Bolivia’s case is illustrative: as state intervention deepened, informality surged from 60% to 85%, exposing the collapse of formal institutions and the rise of entrepreneurial adaptation to imposed regulations through informality. This shift, far from indicating criminality, underscores the vital role of individual initiative and adaptation within economic systems. It signals how markets reallocate resources when formal mechanisms impose deceitful-induced incentives and strategies—crafted in the minds of planners like García Linera—that fail to reflect real economic conditions and worsen social discoordination.

Interventionism as a Crisis Multiplier

In Interventionism: An Economic Analysis (1929), Ludwig von Mises unequivocally demonstrates that partial state controls—such as price ceilings, currency restrictions, and forced dollar repatriation—inevitably lead to failure. They create shortages, misallocate resources, and fuel black markets.

 

Governments then escalate intervention, deepening distortions in a vicious spiral that inexorably pushes economies toward collapse or socialism.

 

This analysis is highly relevant to Bolivia, now trapped in a spiral: currency controls and price mandates have triggered shortages, repression, and widespread informality.

Echoing Diocletian’s interventions during Rome’s Third-Century debasement crisis, the Bolivian government has responded to rising inflation by increasing the minimum wage from 2,500 to 2,750 bolivianos—a policy likely to exacerbate inflationary pressures and destabilise the Foreign Exchange Market.

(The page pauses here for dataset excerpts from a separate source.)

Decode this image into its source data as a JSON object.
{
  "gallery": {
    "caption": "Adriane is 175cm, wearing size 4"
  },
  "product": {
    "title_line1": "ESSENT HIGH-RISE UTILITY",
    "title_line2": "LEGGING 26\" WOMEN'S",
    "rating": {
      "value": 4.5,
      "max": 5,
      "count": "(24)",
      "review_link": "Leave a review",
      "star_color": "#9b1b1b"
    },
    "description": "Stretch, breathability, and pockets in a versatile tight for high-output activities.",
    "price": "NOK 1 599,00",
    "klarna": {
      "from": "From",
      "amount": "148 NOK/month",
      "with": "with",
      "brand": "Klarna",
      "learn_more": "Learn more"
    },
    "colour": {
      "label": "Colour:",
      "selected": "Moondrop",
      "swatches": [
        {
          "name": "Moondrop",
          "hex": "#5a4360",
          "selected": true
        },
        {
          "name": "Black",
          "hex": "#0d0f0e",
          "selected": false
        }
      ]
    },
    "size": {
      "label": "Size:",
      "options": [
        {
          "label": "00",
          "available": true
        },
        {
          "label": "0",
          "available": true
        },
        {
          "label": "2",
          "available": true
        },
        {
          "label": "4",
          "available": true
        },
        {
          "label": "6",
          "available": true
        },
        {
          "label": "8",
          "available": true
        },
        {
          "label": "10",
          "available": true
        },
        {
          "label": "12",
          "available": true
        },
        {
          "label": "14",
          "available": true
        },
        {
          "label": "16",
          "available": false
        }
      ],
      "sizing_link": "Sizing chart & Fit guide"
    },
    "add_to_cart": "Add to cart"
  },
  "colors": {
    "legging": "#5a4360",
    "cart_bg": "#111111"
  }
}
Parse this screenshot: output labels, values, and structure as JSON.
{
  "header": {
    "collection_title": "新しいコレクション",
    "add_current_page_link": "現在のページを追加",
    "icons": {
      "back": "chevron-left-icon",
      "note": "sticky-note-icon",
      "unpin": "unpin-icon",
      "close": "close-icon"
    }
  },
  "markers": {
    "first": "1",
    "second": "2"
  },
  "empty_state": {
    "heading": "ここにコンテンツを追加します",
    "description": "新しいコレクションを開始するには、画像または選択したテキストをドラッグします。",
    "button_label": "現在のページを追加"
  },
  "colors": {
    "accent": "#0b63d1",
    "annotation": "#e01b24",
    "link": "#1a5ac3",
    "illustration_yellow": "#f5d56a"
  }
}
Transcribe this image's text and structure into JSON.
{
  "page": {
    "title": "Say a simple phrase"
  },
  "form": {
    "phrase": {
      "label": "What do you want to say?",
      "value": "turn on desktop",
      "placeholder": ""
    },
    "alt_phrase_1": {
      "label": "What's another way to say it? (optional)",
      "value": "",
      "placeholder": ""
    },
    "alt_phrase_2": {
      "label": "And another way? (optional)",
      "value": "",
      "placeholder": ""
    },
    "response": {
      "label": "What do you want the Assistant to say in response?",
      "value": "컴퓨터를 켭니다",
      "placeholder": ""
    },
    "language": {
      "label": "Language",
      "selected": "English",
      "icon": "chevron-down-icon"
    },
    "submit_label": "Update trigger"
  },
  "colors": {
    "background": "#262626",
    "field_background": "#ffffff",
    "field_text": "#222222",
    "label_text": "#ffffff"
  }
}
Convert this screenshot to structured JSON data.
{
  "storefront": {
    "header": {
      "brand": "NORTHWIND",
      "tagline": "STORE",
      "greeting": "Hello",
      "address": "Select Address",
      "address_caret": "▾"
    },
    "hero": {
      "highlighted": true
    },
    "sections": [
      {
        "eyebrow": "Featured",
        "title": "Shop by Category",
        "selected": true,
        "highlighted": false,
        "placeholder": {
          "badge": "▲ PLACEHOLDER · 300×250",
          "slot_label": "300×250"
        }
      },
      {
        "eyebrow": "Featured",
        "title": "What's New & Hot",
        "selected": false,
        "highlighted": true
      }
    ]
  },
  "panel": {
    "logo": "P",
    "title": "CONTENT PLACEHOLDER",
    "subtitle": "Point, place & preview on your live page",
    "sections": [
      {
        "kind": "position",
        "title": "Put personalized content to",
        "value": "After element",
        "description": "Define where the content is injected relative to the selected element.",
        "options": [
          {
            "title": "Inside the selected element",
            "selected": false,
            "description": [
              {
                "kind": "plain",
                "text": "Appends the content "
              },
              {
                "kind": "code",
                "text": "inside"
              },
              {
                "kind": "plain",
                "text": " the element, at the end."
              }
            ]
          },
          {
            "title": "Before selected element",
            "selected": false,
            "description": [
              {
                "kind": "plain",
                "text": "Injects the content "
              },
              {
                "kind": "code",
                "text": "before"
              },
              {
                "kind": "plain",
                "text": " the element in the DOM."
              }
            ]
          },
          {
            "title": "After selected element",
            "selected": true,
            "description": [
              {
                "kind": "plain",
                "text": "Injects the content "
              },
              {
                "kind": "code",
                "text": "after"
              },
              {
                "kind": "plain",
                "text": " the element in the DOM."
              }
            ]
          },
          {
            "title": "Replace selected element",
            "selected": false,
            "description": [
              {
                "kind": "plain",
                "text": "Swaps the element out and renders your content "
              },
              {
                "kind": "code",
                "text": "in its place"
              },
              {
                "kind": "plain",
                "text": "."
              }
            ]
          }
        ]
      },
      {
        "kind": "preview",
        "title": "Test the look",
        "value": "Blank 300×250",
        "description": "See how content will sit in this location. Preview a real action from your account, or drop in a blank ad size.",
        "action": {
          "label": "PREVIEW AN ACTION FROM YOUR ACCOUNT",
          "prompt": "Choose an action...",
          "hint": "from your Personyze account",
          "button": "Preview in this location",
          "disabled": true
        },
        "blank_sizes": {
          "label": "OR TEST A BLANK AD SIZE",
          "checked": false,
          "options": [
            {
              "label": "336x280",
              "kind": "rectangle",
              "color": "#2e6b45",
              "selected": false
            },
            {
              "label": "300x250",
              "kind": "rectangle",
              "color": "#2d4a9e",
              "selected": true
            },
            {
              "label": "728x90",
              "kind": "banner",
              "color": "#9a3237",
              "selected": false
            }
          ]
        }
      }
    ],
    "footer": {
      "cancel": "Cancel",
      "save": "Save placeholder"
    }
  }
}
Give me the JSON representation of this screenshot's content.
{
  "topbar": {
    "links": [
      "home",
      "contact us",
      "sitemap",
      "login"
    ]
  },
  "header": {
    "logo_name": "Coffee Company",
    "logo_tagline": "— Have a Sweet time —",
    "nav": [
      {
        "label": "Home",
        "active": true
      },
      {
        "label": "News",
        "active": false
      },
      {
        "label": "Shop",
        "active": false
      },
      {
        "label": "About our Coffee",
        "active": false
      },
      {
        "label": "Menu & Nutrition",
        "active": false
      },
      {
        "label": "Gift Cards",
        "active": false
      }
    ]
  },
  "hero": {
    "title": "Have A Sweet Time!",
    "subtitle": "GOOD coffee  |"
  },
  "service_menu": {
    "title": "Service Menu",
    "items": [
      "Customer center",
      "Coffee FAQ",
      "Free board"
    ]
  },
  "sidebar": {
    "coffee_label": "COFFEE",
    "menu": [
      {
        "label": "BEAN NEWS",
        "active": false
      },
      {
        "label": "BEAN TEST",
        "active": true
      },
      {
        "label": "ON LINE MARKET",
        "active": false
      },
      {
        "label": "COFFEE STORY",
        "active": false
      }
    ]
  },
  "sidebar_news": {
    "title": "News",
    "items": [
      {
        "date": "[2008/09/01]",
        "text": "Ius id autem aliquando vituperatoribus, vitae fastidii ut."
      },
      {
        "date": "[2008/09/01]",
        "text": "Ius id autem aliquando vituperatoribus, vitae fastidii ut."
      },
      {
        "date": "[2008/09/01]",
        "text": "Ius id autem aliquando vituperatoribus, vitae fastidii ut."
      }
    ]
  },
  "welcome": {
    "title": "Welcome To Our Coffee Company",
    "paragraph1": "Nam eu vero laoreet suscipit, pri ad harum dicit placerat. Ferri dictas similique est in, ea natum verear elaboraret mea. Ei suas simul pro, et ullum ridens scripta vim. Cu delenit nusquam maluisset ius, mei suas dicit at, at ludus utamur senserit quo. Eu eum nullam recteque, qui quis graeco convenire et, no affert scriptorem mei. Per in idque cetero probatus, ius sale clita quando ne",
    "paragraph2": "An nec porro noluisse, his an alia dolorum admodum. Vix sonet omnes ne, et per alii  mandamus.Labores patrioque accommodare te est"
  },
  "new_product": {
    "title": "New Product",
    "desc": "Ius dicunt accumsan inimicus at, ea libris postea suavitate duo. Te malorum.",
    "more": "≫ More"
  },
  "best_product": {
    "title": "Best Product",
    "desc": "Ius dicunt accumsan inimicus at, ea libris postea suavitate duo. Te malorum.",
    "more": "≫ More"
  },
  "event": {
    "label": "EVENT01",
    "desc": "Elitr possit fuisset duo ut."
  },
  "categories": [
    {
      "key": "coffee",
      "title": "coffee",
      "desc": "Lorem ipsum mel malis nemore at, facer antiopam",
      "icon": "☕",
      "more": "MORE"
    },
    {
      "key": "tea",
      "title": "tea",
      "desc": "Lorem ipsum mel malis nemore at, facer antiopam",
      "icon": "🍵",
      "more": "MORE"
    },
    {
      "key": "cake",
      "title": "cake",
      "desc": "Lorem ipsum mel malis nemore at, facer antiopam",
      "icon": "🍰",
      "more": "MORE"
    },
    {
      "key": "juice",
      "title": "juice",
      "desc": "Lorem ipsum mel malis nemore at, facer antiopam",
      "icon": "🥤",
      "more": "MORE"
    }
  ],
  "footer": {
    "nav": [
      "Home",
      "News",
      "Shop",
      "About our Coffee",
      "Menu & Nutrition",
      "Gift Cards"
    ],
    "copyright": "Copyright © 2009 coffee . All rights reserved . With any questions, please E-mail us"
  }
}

Mises' Economic Calculation Problem explains why incentive-compatible allocation of scarce resources becomes impossible without private ownership and real market prices. Officials, blinded to true scarcities by distorted prices, are effectively 'flying blind', meaning they are making decisions without a clear understanding of the actual economic conditions.

 

As investment collapses and hydrocarbon and dollar reserves dwindle, Bolivia's interventionist spiral intensifies, providing a stark and clear illustration of the validity of Mises' warnings against socialism.


Conclusion

Governments across the Global South persist in imposing coercive economic orders to pursue an expanded welfare state of redistribution, systematically undermining entrepreneurship, capital formation, and voluntary exchange—the true engines of sustainable growth.

 

Bolivia’s hydrocarbon crisis is not a market failure but the predictable outcome of sustained intervention and the enduring illusion that an economic order can be engineered by force. Such interventions inevitably generate informality as parallel markets emerge as a response to distortions framed by interventionism, to allocate resources, foster entrepreneurship, and sustain goods and services amid systemic dis-coordination and crisis.

 

We must undergo a fundamental rethinking of the state’s role, learning from the rhetoric of neo-Marxist figures like García Linera, who, once in power, sought to dismantle the spontaneous structures that underpin market coordination. Even figures like Donald Trump, though ideologically distinct, reveal how interventionist impulses destabilise market processes and erode economic trust.

 

Rather than acting as planners, states must safeguard voluntary exchange, protect property rights, and preserve the institutional foundations that allow spontaneous order to flourish. Only decentralised, market-driven processes can offer sustainable solutions to crises such as Bolivia’s ongoing hydrocarbon and dollar shortages—not coercive, state-engineered systems.